The annual J.P. Morgan Healthcare conference in San Francisco has started with a bang: Eli Lilly and Company announced this morning as the event was opening that it will pay $8 billion to acquire Loxo Oncology. The deal caps a flurry of cancer-focused partnerships that were unveiled in the run-up to the meeting.
With Loxo, Lilly gains a family of small molecules that address specific genetic drivers of cancer. The purchase includes the recently-approved treatment Vitrakvi, a TRK fusion inhibitor, which in November 2018 became the first small molecule to score US Food and Drug Administration approval for use based on the genetic profile of a person with cancer, rather than the location of their tumor. In addition to winning this so-called tissue agnostic approval, Vitrakvi is notable for its swift path to market—it went from first clinical trial to approval in just three and a half years.
With the deal, Lilly also gains several compounds well on their way to market, including a RET inhibitor that could get the FDA’s stamp next year, a BTK inhibitor in Phase I/II studies, and a follow-on TRK fusion inhibitor meant to address tumors that acquire resistance to Vitrakvi.
But even before most biotech executives had boarded their flights to San Francisco, companies were rolling out the deals that have become a hallmark of the annual industry event. The run-up to the meeting included a mega-merger and several sizable investments in new technologies and modalities.
On Thursday, Jan. 3, Bristol-Myers Squibb stole everyone’s thunder by announcing the $74 billion acquisition of Celgene. If the mega-merger closes, it will create a leader in oncology by combining BMS’ solid tumor-focused cancer portfolio with Celgene’s blood cancer portfolio.
On Friday, a number of other big drug companies joined the fray. Collectively, they committed nearly a billion dollars in near-term capital to access new modalities or technologies that could crack open difficult-to-drug cancer targets.
Genentech announced its first foray into cellular therapy. The company, part of Roche, is paying Adaptive Biotechnologies $300 million up front to jointly develop T-cell therapies that target a patient’s neoantigens, which are proteins made by tumors but not normal cells. Genentech will manufacture these highly personalized treatments.
Another large cancer deal came from Sanofi, which will increase its interest in messenger RNA (mRNA) therapies by investing $91.5 million in the German firm BioNTech. The duo will develop a cancer immunotherapy made up of mRNAs encoding for cytokines. It will be injected into tumors with the goal of provoking the immune system to spot and attack them. The partnership builds on a deal struck in 2015 in which BioNTech is developing up to five mRNA cancer immunotherapies and getting up to $300 million for each from Sanofi.
Meanwhile, Jazz Pharmaceuticals announced a collaboration with Codiak Biosciences to develop cancer therapies directed at five targets. Codiak, which will earn $56 million up front in the pact, is pioneering the use of exosomes, tiny vesicles naturally released from cells, as drug delivery vessels for cancer therapies.
In addition to licensing technologies, several companies forged cancer-focused partnerships with academic centers.
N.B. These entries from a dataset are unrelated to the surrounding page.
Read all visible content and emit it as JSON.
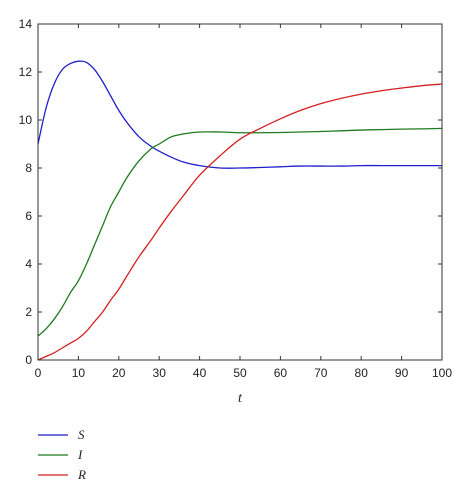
{
  "chart_data": {
    "type": "line",
    "xlabel": "t",
    "ylabel": "",
    "xlim": [
      0,
      100
    ],
    "ylim": [
      0,
      14
    ],
    "xticks": [
      0,
      10,
      20,
      30,
      40,
      50,
      60,
      70,
      80,
      90,
      100
    ],
    "yticks": [
      0,
      2,
      4,
      6,
      8,
      10,
      12,
      14
    ],
    "grid": false,
    "legend_position": "bottom-left",
    "x": [
      0,
      2,
      4,
      6,
      8,
      10,
      12,
      14,
      16,
      18,
      20,
      22,
      25,
      28,
      30,
      33,
      36,
      40,
      45,
      50,
      55,
      60,
      65,
      70,
      75,
      80,
      85,
      90,
      95,
      100
    ],
    "series": [
      {
        "name": "S",
        "color": "#1f1fcc",
        "values": [
          9.0,
          10.5,
          11.5,
          12.1,
          12.35,
          12.45,
          12.4,
          12.1,
          11.6,
          11.0,
          10.4,
          9.9,
          9.3,
          8.9,
          8.7,
          8.45,
          8.25,
          8.1,
          8.0,
          8.0,
          8.02,
          8.05,
          8.08,
          8.08,
          8.08,
          8.1,
          8.1,
          8.1,
          8.1,
          8.1
        ]
      },
      {
        "name": "I",
        "color": "#1f7a1f",
        "values": [
          1.0,
          1.3,
          1.7,
          2.2,
          2.8,
          3.3,
          4.0,
          4.8,
          5.6,
          6.4,
          7.0,
          7.6,
          8.3,
          8.8,
          9.0,
          9.3,
          9.42,
          9.5,
          9.5,
          9.47,
          9.47,
          9.48,
          9.5,
          9.52,
          9.55,
          9.58,
          9.6,
          9.62,
          9.63,
          9.65
        ]
      },
      {
        "name": "R",
        "color": "#d42020",
        "values": [
          0.0,
          0.15,
          0.3,
          0.5,
          0.7,
          0.9,
          1.2,
          1.6,
          2.0,
          2.5,
          2.95,
          3.5,
          4.3,
          5.0,
          5.5,
          6.2,
          6.85,
          7.7,
          8.5,
          9.2,
          9.65,
          10.05,
          10.4,
          10.68,
          10.9,
          11.08,
          11.22,
          11.33,
          11.43,
          11.5
        ]
      }
    ]
  }
}
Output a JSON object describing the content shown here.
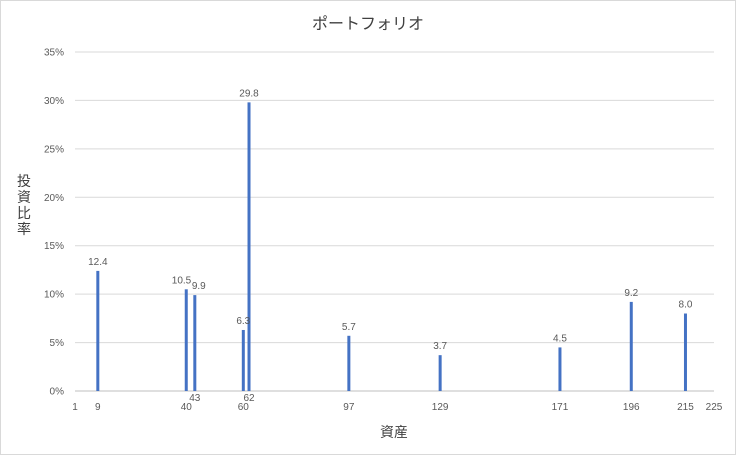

For example, GE Healthcare and Vanderbilt University Medical Center will jointly develop diagnostic tools that could allow oncologists to choose the safest and most effective cancer immunotherapy for particular patients. In addition to analyzing data from Vanderbilt cancer patients that have undergone immunotherapy, the partners want to develop PET imaging tracers to monitor tumor responses to drugs.
And The University of Texas MD Anderson Cancer Center unveiled a five-year cancer drug development pact with Hong Kong-based Ascentage Pharma. MD Anderson’s leukemia researchers will help clinical studies of a slate of Ascentage’s apoptosis-targeted small molecules and tyrosine kinase inhibitors.
The deal-making wasn’t limited to cancer. Johnson & Johnson committed $20 million to the start-up Locus Biosciences, which is designing phage therapies to treat infections of the respiratory tract and other organ systems. Phage therapy uses natural bacteria-killing viruses called bacteriophages to fight infections. Locus is giving its bacteriophages a boost by engineering them to use the CRISPR-Cas3 system to chop up bacterial DNA.
And Biogen made two sizable investments in novel small-molecule approaches to addressing serious neurological conditions. In a deal potentially worth $415 million, Biogen and C4 Therapeutics will jointly develop protein degraders for neurological conditions, including Alzheimer’s and Parkinson’s diseases. While conventional small molecules typically inhibit protein function, degraders force bad-behaving proteins to be tagged for the cellular trash bin.
Separately, Biogen will work with Skyhawk Therapeutics to develop small molecules that modulate RNA splicing, or the way that stretches of RNA are pieced together to form the code for building a protein. Skyhawk gets $74 million up front to develop treatments for neurological diseases including multiple sclerosis and spinal muscular atrophy.